The Long, Long Afternoon by Inga Vesper
In a picture-perfect house in 1959, model housewife Joyce Haney goes to the mall for some shopping, returns home, and then vanishes, leaving behind nothing except a bloodstain on the kitchen floor, a screaming baby, and a terrified young daughter.
Detective Mick Blanke is new to the region, missing his old hood of Brooklyn and generally unimpressed with how the investigation is going – not least the fact that Ruby Wright, Joyce’s African-American housemaid and the first witness on the scene, was immediately arrested by police. Mick’s investigation keeps running into dead ends: everyone in Joyce’s life is so determined to uphold the pristine image of the perfect nuclear family and white picket fences, they’re unwilling to discuss anything improper – like the reasons somebody might go missing.
Ruby doesn’t want to get involved with police – she’s already dealing with the personal fallout of her mother’s death and the simmering anger of her community as they are continually let down by everyone in power.
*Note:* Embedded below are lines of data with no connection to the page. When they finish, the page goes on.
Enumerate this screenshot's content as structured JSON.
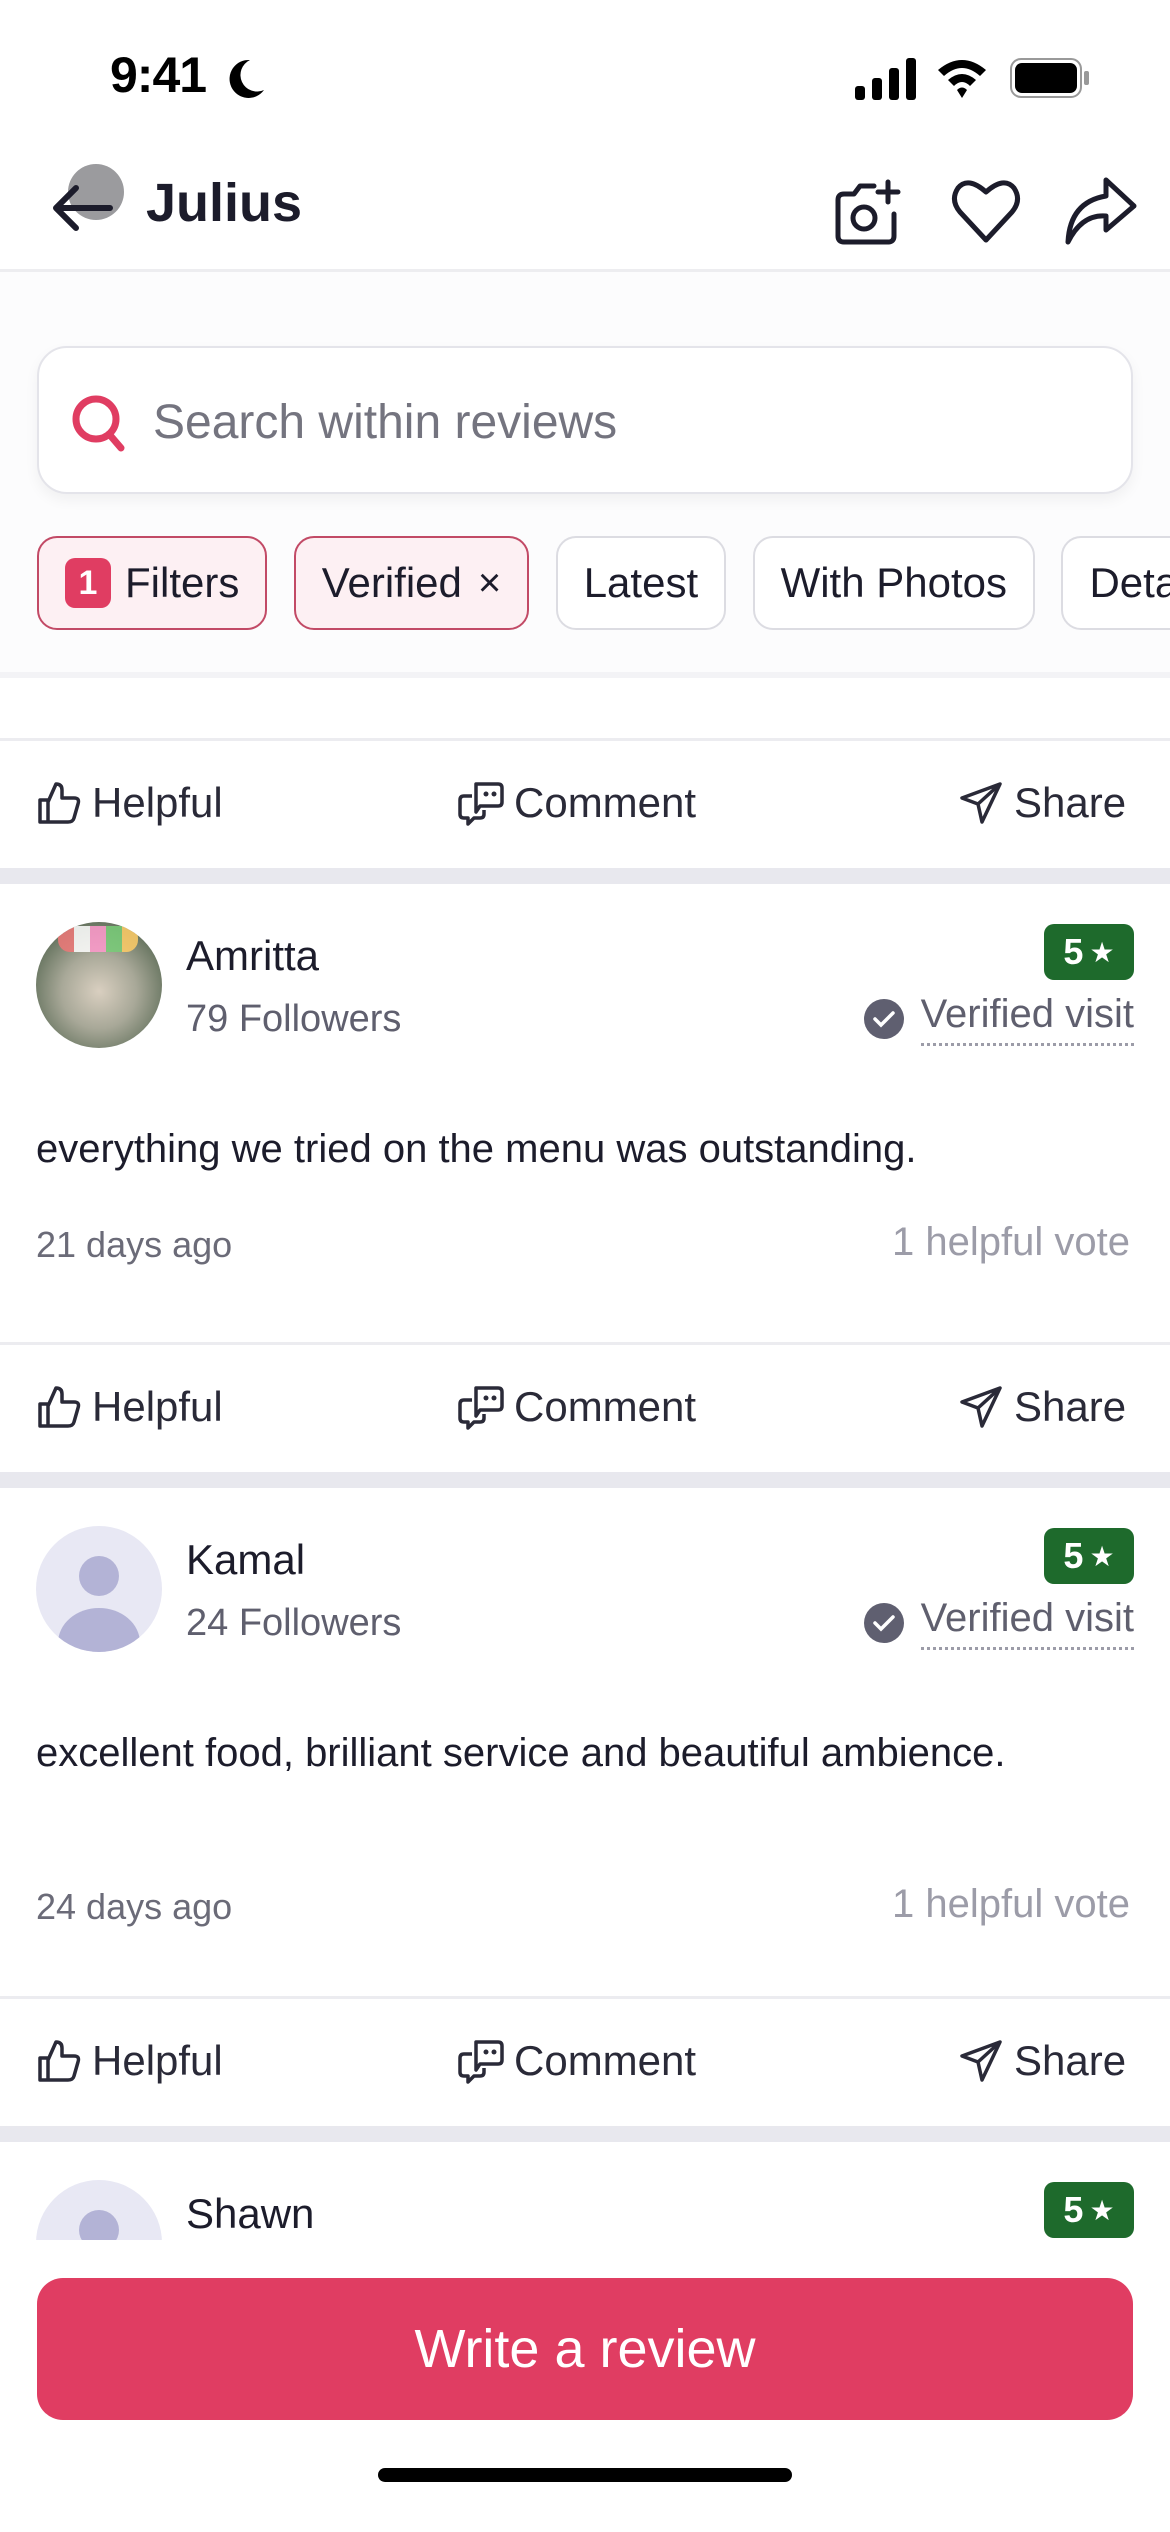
{
  "status_bar": {
    "time": "9:41"
  },
  "nav": {
    "title": "Julius"
  },
  "search": {
    "placeholder": "Search within reviews",
    "value": ""
  },
  "filters": {
    "chips": [
      {
        "label": "Filters",
        "badge": "1",
        "active": true
      },
      {
        "label": "Verified",
        "active": true,
        "removable": true,
        "remove_glyph": "×"
      },
      {
        "label": "Latest",
        "active": false
      },
      {
        "label": "With Photos",
        "active": false
      },
      {
        "label": "Detailed",
        "active": false
      }
    ]
  },
  "actions": {
    "helpful": "Helpful",
    "comment": "Comment",
    "share": "Share"
  },
  "reviews": [
    {
      "name": "Amritta",
      "followers": "79 Followers",
      "rating": "5",
      "verified_label": "Verified visit",
      "text": "everything we tried on the menu was outstanding.",
      "time_ago": "21 days ago",
      "helpful_votes": "1 helpful vote",
      "avatar": "photo"
    },
    {
      "name": "Kamal",
      "followers": "24 Followers",
      "rating": "5",
      "verified_label": "Verified visit",
      "text": "excellent food, brilliant service and beautiful ambience.",
      "time_ago": "24 days ago",
      "helpful_votes": "1 helpful vote",
      "avatar": "default"
    },
    {
      "name": "Shawn",
      "rating": "5",
      "avatar": "default"
    }
  ],
  "cta": {
    "label": "Write a review"
  },
  "colors": {
    "brand": "#e03d62",
    "rating_green": "#1e6a2c",
    "chip_active_border": "#c24a66",
    "chip_active_bg": "#fdf0f3",
    "text_primary": "#1c1c2b",
    "text_secondary": "#5f5f6e"
  }
}
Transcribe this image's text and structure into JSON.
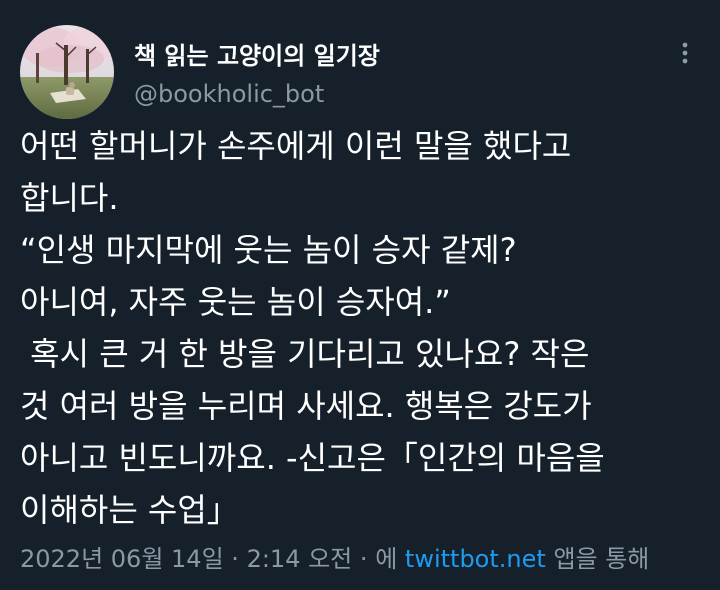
{
  "tweet": {
    "author_name": "책 읽는 고양이의 일기장",
    "author_handle": "@bookholic_bot",
    "lines": [
      "어떤 할머니가 손주에게 이런 말을 했다고",
      "합니다.",
      "“인생 마지막에 웃는 놈이 승자 같제?",
      "아니여, 자주 웃는 놈이 승자여.”",
      " 혹시 큰 거 한 방을 기다리고 있나요? 작은",
      "것 여러 방을 누리며 사세요. 행복은 강도가",
      "아니고 빈도니까요. -신고은「인간의 마음을",
      "이해하는 수업」"
    ],
    "date": "2022년 06월 14일",
    "time": "2:14 오전",
    "via_prefix": "에",
    "source": "twittbot.net",
    "via_suffix": "앱을 통해",
    "separator": "·",
    "colors": {
      "background": "#15202b",
      "text": "#ffffff",
      "muted": "#8b98a5",
      "link": "#1d9bf0"
    },
    "icons": {
      "more": "more-horizontal-icon"
    }
  }
}
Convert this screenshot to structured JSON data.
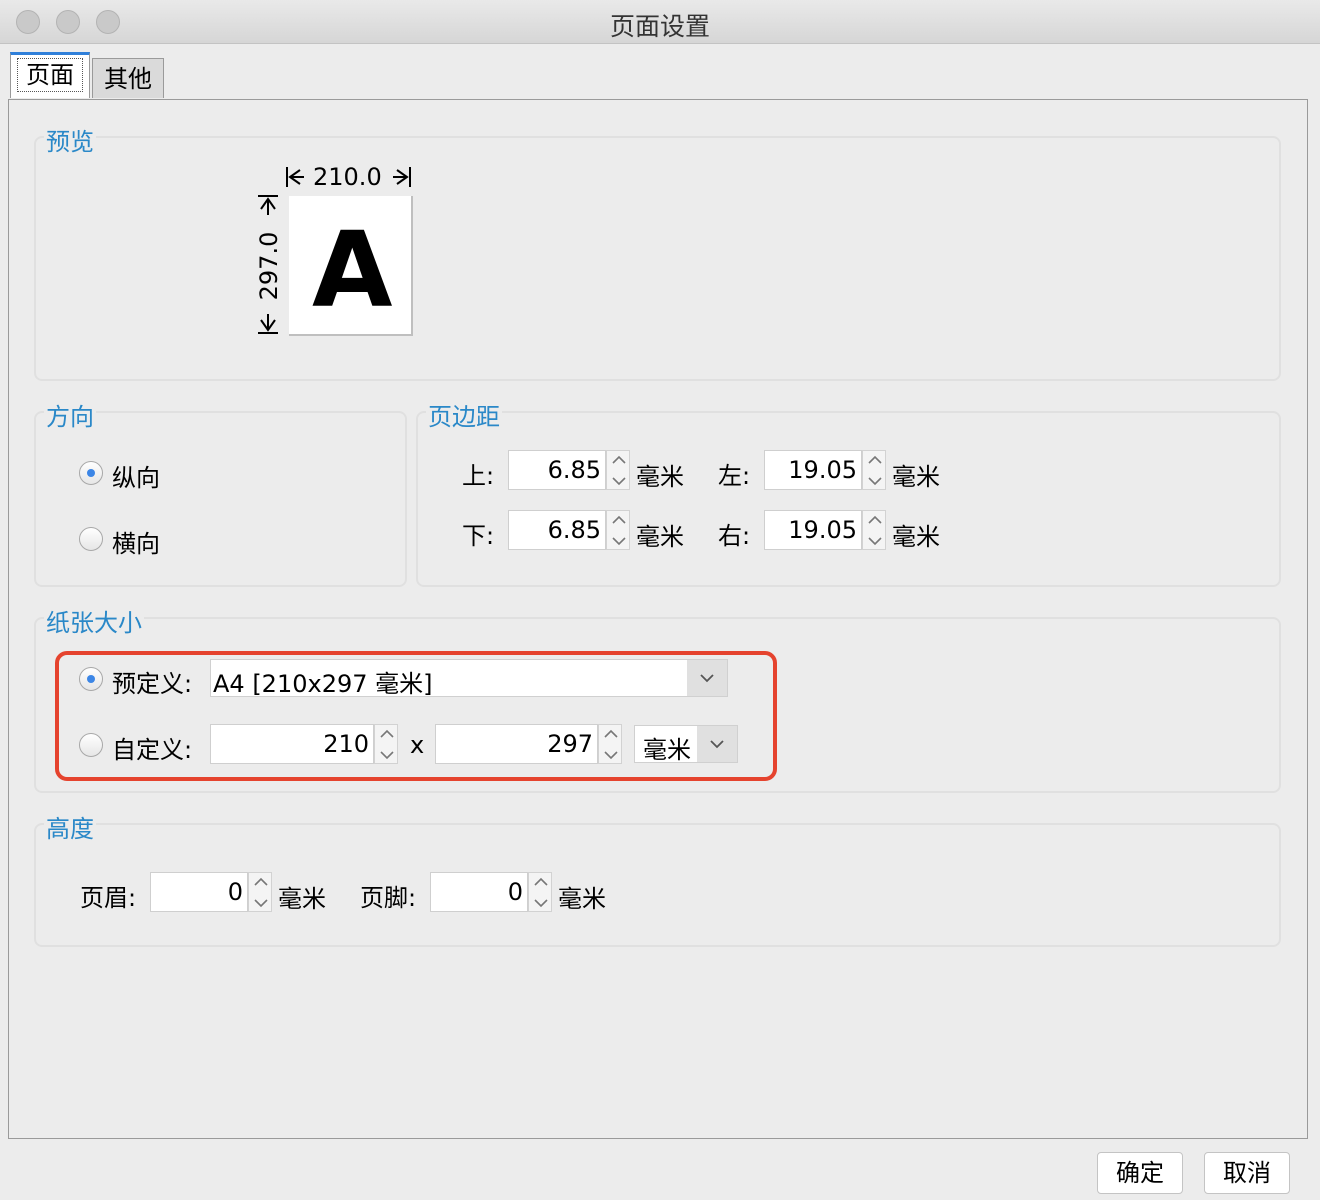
{
  "window": {
    "title": "页面设置"
  },
  "tabs": [
    {
      "label": "页面"
    },
    {
      "label": "其他"
    }
  ],
  "preview": {
    "legend": "预览",
    "width": "210.0",
    "height": "297.0",
    "glyph": "A"
  },
  "orientation": {
    "legend": "方向",
    "options": [
      {
        "label": "纵向",
        "selected": true
      },
      {
        "label": "横向",
        "selected": false
      }
    ]
  },
  "margins": {
    "legend": "页边距",
    "top_label": "上:",
    "top_value": "6.85",
    "bottom_label": "下:",
    "bottom_value": "6.85",
    "left_label": "左:",
    "left_value": "19.05",
    "right_label": "右:",
    "right_value": "19.05",
    "unit": "毫米"
  },
  "paper_size": {
    "legend": "纸张大小",
    "predefined_label": "预定义:",
    "predefined_value": "A4 [210x297 毫米]",
    "custom_label": "自定义:",
    "custom_width": "210",
    "times": "x",
    "custom_height": "297",
    "custom_unit": "毫米"
  },
  "height": {
    "legend": "高度",
    "header_label": "页眉:",
    "header_value": "0",
    "footer_label": "页脚:",
    "footer_value": "0",
    "unit": "毫米"
  },
  "buttons": {
    "ok": "确定",
    "cancel": "取消"
  },
  "colors": {
    "accent": "#2a88c8",
    "highlight": "#e5432e",
    "radio_selected": "#3c86e6"
  }
}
But she wants to know the truth of what happened to Joyce. She also knows more than anyone else what happens behind closed doors in this neighbourhood. Between her and Mick, they just might be able to figure out what happened to an immaculate young White wife in this town where everybody’s hiding misery they’ll paint freshly over every year just for show.
This book is suffused with the heat of a Californian summer and the oppressive nature of the fifties – the misogyny, racism, upheaval and violence of it all – and it rings true to the time and place with every single enthralling page.